Sources in the Finance Department told Early Times that although the Government has received the funds from the PCI, however, there is unnecessary delay from the Planning and Finance Departments in releasing the allocations to the administrative departments. "One wonders as to why the Planning and Finance Secretaries delay the process of releasing the funds to the administrative departments and the District Development Commissioners under the district plan outlay as there are only 15 days left of the current fiscal," the official told Early Times.
He said if the funds already released by the PCI under the plan were not utilized, the same would not only lapse but the PCI would further cut the plan size. It would be the second successive year when the State would suffer the sharp cut in a plan allocation due to non utilization of released funds.
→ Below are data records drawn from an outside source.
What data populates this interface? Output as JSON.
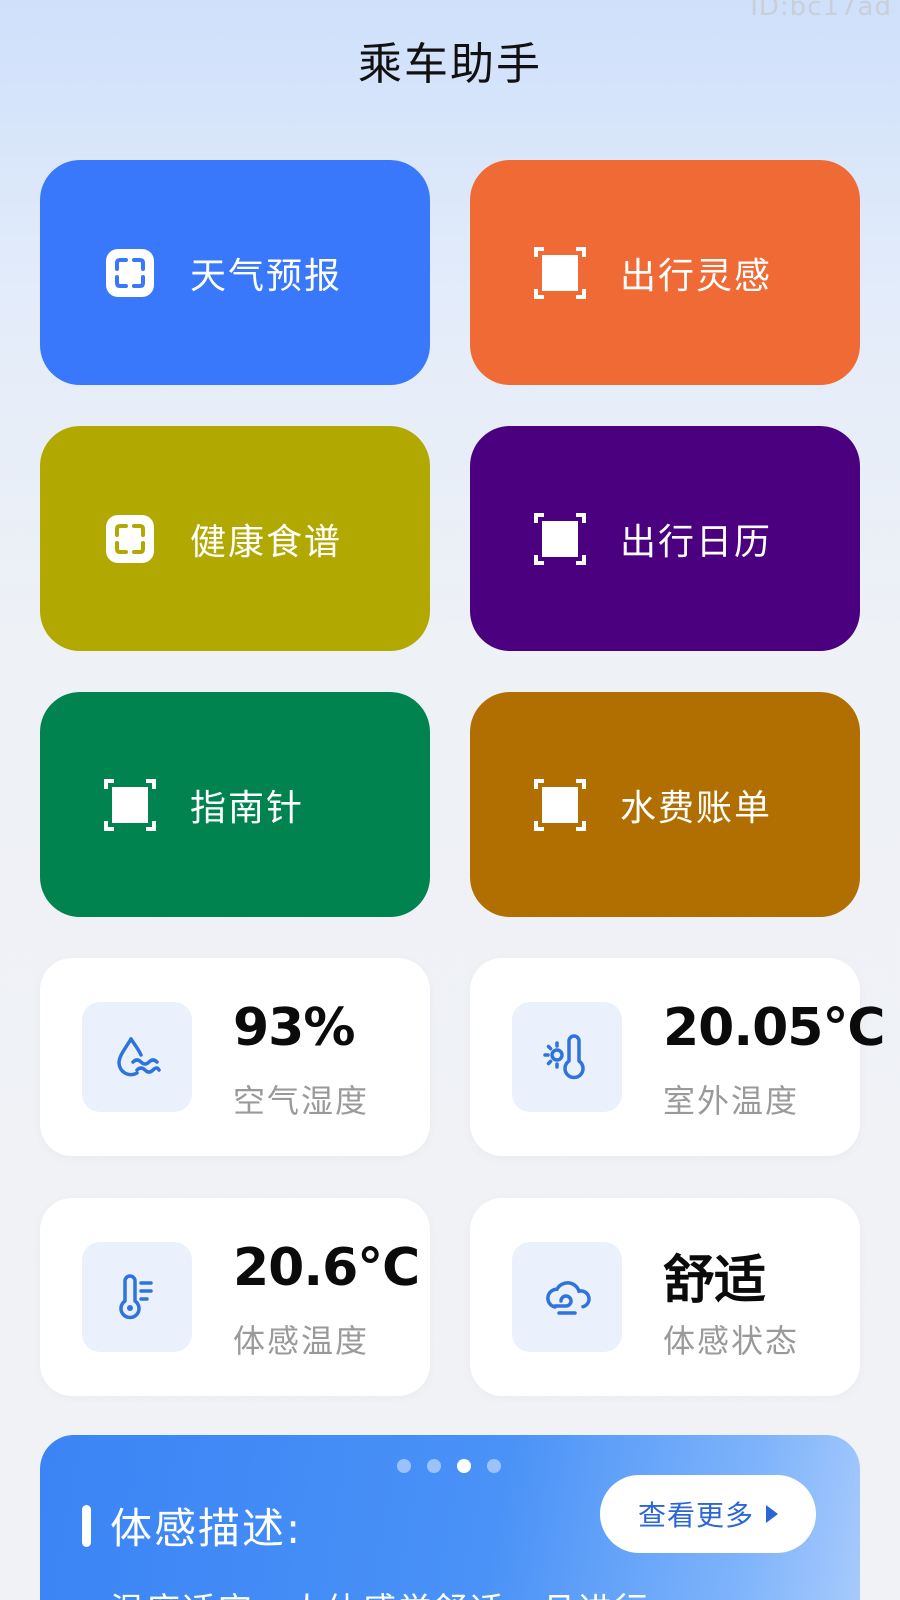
{
  "watermark": "ID:bc17ad",
  "app_title": "乘车助手",
  "tiles": [
    {
      "label": "天气预报",
      "color": "#3a78fb",
      "icon": "scan-frame-icon"
    },
    {
      "label": "出行灵感",
      "color": "#f06a35",
      "icon": "crop-square-icon"
    },
    {
      "label": "健康食谱",
      "color": "#b2a802",
      "icon": "scan-frame-icon"
    },
    {
      "label": "出行日历",
      "color": "#4b0080",
      "icon": "crop-square-icon"
    },
    {
      "label": "指南针",
      "color": "#00834f",
      "icon": "crop-square-icon"
    },
    {
      "label": "水费账单",
      "color": "#b06f00",
      "icon": "crop-square-icon"
    }
  ],
  "stats": [
    {
      "value": "93%",
      "label": "空气湿度",
      "icon": "humidity-drop-icon"
    },
    {
      "value": "20.05℃",
      "label": "室外温度",
      "icon": "sun-thermometer-icon"
    },
    {
      "value": "20.6℃",
      "label": "体感温度",
      "icon": "thermometer-icon"
    },
    {
      "value": "舒适",
      "label": "体感状态",
      "icon": "wind-cloud-icon"
    }
  ],
  "banner": {
    "heading": "体感描述:",
    "more_label": "查看更多",
    "description": "温度适宜，人体感觉舒适，且进行",
    "page_count": 4,
    "active_page": 3
  },
  "colors": {
    "accent": "#2a66d8",
    "stat_icon": "#2f74dc",
    "stat_icon_bg": "#eaf1fd"
  }
}
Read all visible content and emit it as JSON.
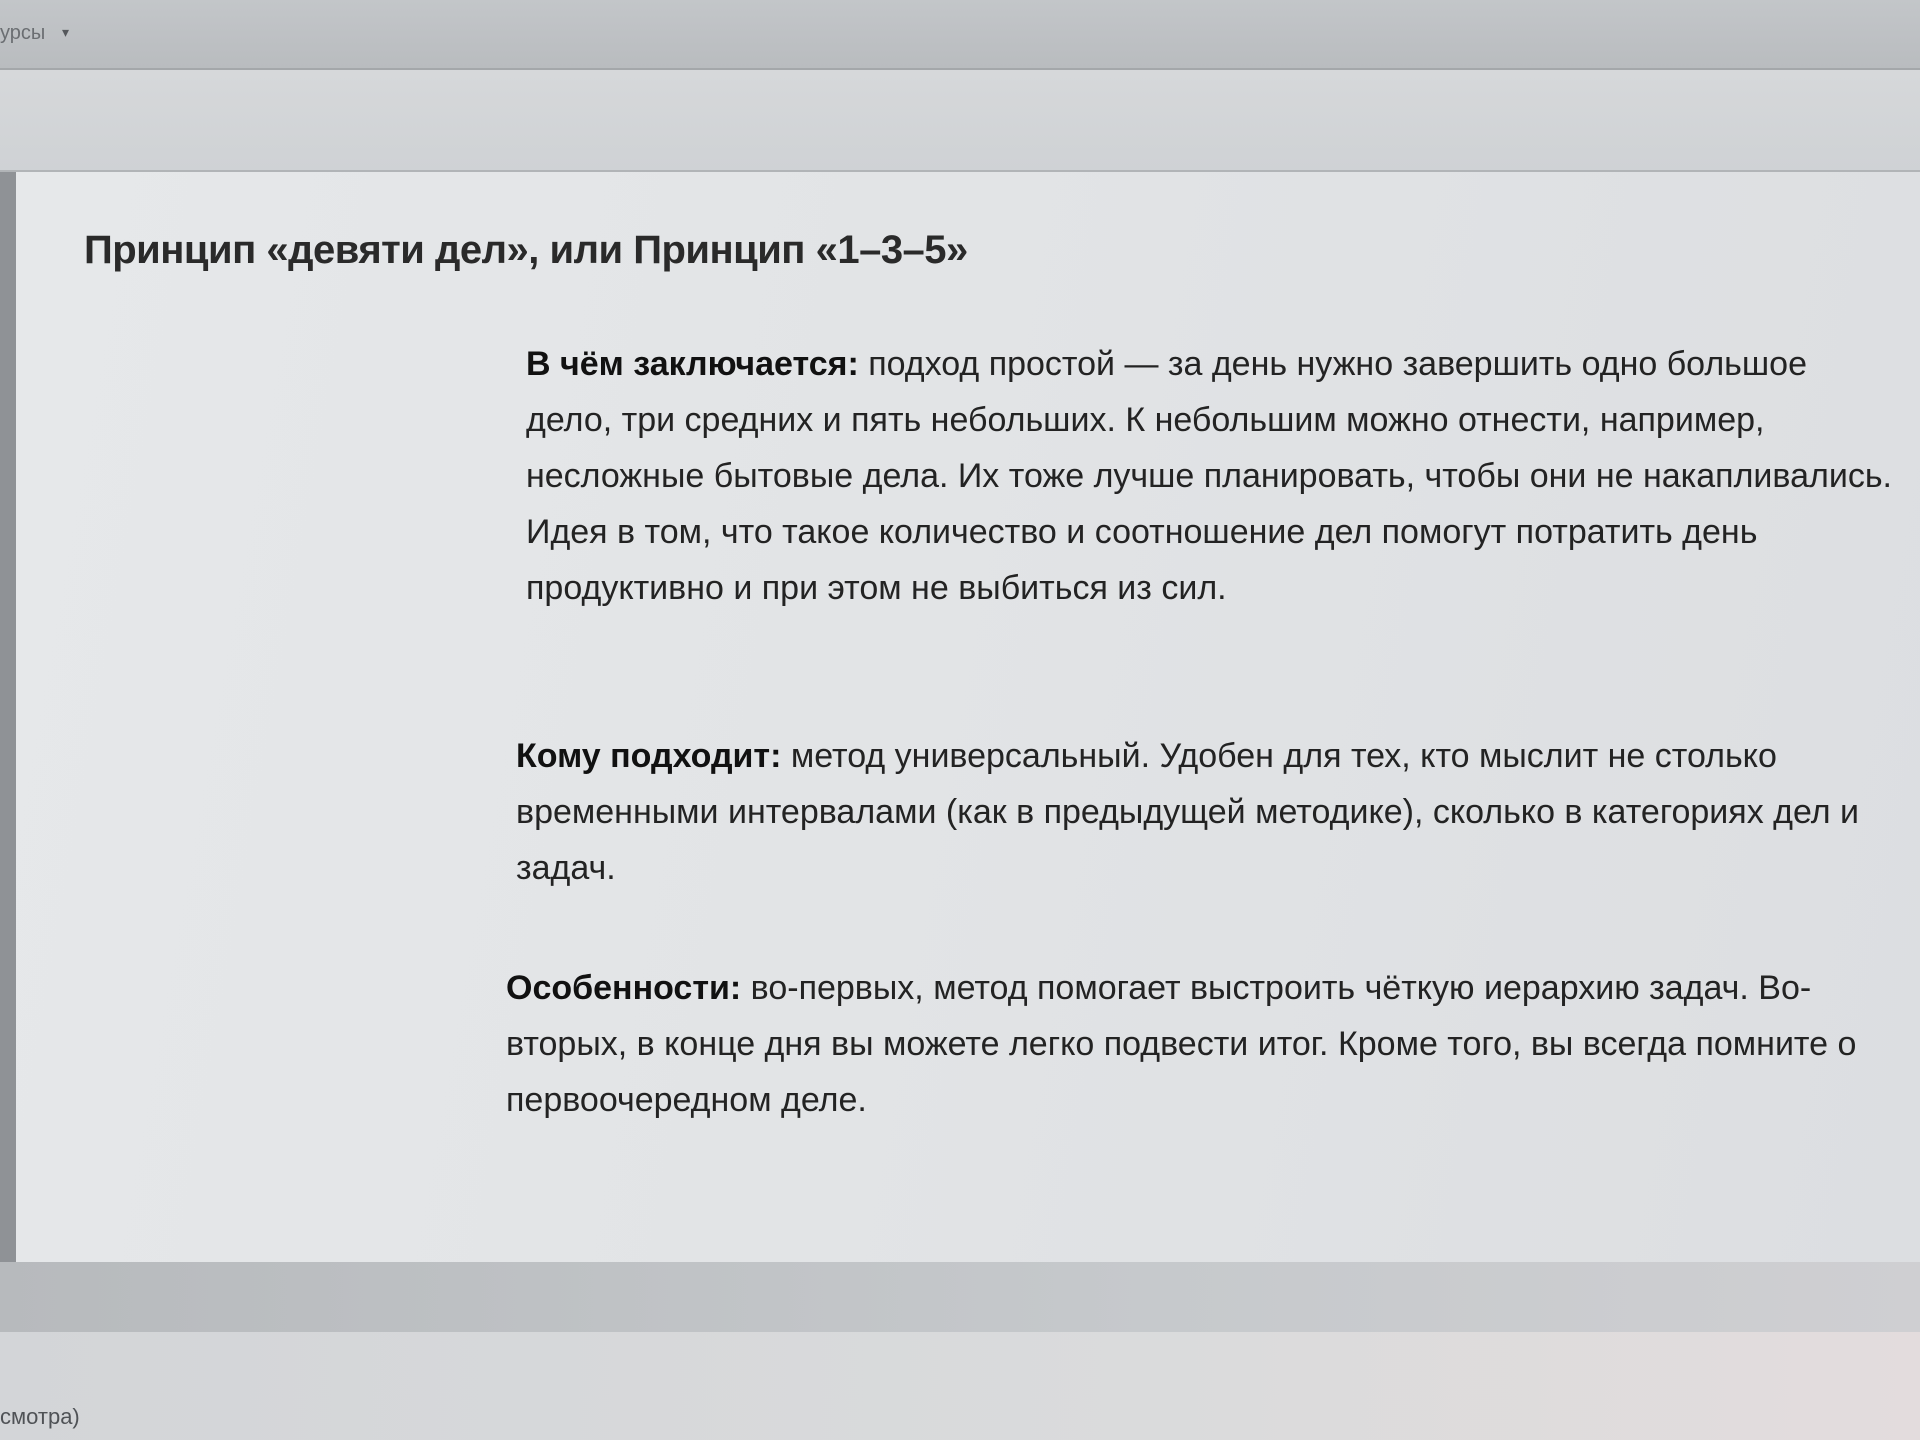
{
  "browser": {
    "tab_label": "урсы",
    "tab_caret": "▾"
  },
  "article": {
    "title": "Принцип «девяти дел», или Принцип «1–3–5»",
    "sections": [
      {
        "label": "В чём заключается:",
        "text": " подход простой — за день нужно завершить одно большое дело, три средних и пять небольших. К небольшим можно отнести, например, несложные бытовые дела. Их тоже лучше планировать, чтобы они не накапливались. Идея в том, что такое количество и соотношение дел помогут потратить день продуктивно и при этом не выбиться из сил."
      },
      {
        "label": "Кому подходит:",
        "text": " метод универсальный. Удобен для тех, кто мыслит не столько временными интервалами (как в предыдущей методике), сколько в категориях дел и задач."
      },
      {
        "label": "Особенности:",
        "text": " во-первых, метод помогает выстроить чёткую иерархию задач. Во-вторых, в конце дня вы можете легко подвести итог. Кроме того, вы всегда помните о первоочередном деле."
      }
    ]
  },
  "status_bar": {
    "text": "смотра)"
  }
}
Earlier, PCI cut State's annual plan by Rs 800 crores due to non utilization of released funds on time.
If the Planning and Finance Departments do not act promptly PCI may again release only upto Rs 7300 crores against the expected Rs 8000 crores in coming fiscal budget. The cut is expected due to delay in release of funds this year and its non utilization fully. Even this has been admitted by the Government in its Economic Survey report also. The official said it is this official apathy that the financial outlay of the state for the fiscal year of 2014-15 may likely face a sharp axe by PCI because of the poor developmental performance during the preceding year.
As per the information provided by the Government in Assembly during the just concluded budget session , the State has so far spent only some Rs 71817 lakhs against the total amount of Rs 197169.98 lakhs. With only around 36 per cent expenditure till the end of December 2013, the state is apparently unable to utilize the whole funds for the developmental activities. In summer capital Srinagar, only Rs 2267 lakhs have been so far utilized against the released package of Rs 6668 lakhs. Against Rs 10947 lakhs for Jammu, so far Rs 4520 lakhs have been invested for the developmental activities.
Some districts including Kargil, Poonch and Bandipora have witnessed less than thirty per cent developmental expenditures during the ongoing fiscal. Interestingly, the Government has already surrendered before PCI and projected its annual plan size for 2014-15 upto Rs 7300 crores..
Although there is some working season available in Jammu region to ensure maximum utilization of funds but in Kashmir the chances are much higher for its lapse given in view of the weather conditions and typical topography. Most of the developmental works in Kashmir and Ladakh regions remain suspended in winters and started in April only.
"The poor financial performance and unaccountability in State's financial system has always been pushing it on back foot on developmental front. The Government of India has most of the times held the generous release of funds for want of Utilization Certificates (UC) and poor financial spending," said a senior official in the Civil Secretariat. The Comptroller and Auditor General (CAG) too has said that Jammu and Kashmir Government is making budgeting errors which include shortfall in utilization of funds and excess expenditure without available provisions.
"In 42 cases anticipated savings were either not surrendered or surrendered at the end of the year in the month of March leaving no scope for utilization of these funds for other development purposes," the CAG has said in its report.